No, it's timid because, in the end, Lowry and Ponnuru pull back, seemingly unwilling to make any truly robust recommendations for changing things:
For the country to be governed conservatively, however, conservatives have to win more elections....There is no alternative to seeking to expand the conservative base beyond its present inadequate numbers and to win the votes of people who aren’t yet conservatives or are not yet conservatives on all issues. The defunders often said that those who predicted their failure were “defeatists.” Yet it is they who have given in to despair. They are the ones who entertain the ideas that everything has gotten worse; that the last few decades of conservative thought and action have been for nothing; that engagement in politics as traditionally conceived is hopeless; that government programs, once begun, must corrupt the citizenry so that they can never be ended or reformed; that the country will soon be past the point of regeneration, if it is not there already.
OK, but how will conservatives win more elections? L&P explicitly disavow the notion of the party turning left, suggesting only that they're skeptical of "the idea that moving in the opposite direction will in itself pay political dividends." But if they have no concrete suggestions—either in policy or tone or messaging or something—then this is just mush. When Democrats went through this kind of introspection in the 80s, the DLC, for better or worse, drove a conversation that included lots of painfully concrete ideas. That produced plenty of noxious infighting, but it also produced results.

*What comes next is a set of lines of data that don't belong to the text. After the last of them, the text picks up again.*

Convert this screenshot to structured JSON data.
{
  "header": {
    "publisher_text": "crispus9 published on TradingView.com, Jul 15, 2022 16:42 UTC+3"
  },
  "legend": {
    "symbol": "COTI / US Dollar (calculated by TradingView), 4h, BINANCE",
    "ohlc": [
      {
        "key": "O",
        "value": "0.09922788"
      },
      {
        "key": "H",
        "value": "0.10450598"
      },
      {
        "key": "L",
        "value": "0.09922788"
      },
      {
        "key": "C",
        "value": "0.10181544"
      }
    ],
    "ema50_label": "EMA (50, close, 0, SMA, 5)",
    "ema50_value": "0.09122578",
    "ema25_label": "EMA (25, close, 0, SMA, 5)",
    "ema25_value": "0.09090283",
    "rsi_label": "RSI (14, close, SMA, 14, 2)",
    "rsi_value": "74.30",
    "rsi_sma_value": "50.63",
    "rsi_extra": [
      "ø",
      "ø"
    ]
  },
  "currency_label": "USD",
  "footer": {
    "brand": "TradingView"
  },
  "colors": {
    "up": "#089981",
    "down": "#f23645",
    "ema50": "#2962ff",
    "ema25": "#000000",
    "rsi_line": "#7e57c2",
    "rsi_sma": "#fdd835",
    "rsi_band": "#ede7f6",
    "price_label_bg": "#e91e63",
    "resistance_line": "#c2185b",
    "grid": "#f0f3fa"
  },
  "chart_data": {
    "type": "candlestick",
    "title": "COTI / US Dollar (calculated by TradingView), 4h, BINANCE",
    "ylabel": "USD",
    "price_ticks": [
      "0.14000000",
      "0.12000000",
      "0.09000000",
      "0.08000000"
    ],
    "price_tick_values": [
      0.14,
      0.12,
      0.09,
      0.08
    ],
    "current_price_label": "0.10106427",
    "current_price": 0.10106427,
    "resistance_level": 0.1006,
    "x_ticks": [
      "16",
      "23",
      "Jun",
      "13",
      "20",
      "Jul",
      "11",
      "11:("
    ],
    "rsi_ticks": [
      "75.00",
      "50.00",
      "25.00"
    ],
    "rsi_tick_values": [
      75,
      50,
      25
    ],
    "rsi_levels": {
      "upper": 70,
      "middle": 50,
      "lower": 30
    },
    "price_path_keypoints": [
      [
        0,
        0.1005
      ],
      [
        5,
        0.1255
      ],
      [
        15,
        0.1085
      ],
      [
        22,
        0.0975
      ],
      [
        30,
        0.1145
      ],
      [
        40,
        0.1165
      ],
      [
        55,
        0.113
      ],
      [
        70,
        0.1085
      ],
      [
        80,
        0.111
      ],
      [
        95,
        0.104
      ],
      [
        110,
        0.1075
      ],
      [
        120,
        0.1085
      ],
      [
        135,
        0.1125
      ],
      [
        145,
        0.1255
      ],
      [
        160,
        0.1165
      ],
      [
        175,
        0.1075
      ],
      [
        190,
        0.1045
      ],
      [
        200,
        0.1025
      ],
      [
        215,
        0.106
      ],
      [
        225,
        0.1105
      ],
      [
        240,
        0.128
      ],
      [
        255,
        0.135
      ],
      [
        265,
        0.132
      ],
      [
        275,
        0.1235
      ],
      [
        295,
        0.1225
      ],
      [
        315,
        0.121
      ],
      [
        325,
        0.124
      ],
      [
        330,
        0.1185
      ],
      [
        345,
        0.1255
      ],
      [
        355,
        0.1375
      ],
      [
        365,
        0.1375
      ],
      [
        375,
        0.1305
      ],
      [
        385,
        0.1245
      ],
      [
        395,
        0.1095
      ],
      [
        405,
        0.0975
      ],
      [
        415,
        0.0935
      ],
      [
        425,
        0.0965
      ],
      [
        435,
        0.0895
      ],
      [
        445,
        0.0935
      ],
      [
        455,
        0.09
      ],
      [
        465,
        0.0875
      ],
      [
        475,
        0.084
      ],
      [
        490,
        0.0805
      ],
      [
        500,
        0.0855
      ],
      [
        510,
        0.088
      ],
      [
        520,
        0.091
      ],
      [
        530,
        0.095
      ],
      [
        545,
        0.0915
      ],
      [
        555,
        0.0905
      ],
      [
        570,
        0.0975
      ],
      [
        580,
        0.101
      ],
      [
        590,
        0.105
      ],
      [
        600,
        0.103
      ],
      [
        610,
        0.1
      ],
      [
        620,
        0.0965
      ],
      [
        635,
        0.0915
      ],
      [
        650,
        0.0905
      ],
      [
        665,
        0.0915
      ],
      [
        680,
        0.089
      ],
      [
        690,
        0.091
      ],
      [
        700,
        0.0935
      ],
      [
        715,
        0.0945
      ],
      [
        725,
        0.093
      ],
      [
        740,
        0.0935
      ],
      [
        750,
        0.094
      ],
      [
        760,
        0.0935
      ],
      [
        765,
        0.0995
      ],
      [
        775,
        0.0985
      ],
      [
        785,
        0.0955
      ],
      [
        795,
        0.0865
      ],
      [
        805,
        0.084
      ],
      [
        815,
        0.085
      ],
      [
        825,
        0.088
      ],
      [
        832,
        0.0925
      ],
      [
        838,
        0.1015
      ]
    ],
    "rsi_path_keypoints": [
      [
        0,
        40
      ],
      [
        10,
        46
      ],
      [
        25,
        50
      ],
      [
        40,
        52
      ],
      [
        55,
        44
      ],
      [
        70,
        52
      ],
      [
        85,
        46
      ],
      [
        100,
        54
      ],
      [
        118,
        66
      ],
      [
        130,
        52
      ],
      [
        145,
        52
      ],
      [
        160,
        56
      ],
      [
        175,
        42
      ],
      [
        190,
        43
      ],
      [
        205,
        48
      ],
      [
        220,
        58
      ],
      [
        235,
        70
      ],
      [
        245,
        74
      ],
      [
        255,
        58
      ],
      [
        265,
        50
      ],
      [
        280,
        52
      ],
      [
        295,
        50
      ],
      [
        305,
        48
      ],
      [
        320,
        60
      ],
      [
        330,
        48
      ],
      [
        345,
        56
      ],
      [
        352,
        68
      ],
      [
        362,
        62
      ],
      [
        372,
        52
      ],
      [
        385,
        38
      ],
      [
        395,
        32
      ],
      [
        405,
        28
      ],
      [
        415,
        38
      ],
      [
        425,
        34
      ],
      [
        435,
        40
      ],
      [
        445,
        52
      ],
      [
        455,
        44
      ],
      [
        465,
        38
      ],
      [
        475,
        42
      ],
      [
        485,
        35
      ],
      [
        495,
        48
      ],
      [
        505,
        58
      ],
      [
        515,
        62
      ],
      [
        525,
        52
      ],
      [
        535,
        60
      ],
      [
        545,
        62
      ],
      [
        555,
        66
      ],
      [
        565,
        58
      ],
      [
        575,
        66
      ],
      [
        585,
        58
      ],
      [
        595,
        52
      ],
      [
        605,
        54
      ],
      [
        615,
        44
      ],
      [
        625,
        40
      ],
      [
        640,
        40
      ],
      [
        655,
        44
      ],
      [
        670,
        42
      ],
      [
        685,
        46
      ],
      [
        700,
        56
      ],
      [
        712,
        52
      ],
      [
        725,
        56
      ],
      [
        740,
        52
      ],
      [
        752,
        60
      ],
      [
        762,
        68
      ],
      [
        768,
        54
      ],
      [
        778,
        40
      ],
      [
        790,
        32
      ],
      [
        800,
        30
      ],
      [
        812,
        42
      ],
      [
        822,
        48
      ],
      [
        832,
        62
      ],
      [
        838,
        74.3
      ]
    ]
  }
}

It would be fascinating to see National Review start to play the same kind of role on the right. That's unlikely, I suppose, but one way or another, they need to choose up sides. It's easy and obvious to say that Republicans need to win electoral victories if they want to promote the conservative cause. The bigger question is what Republicans need to do in order to win those victories. Tackling that question in a forthright way will make NR a lot more enemies, but it might, eventually, also produce some actual electoral victories.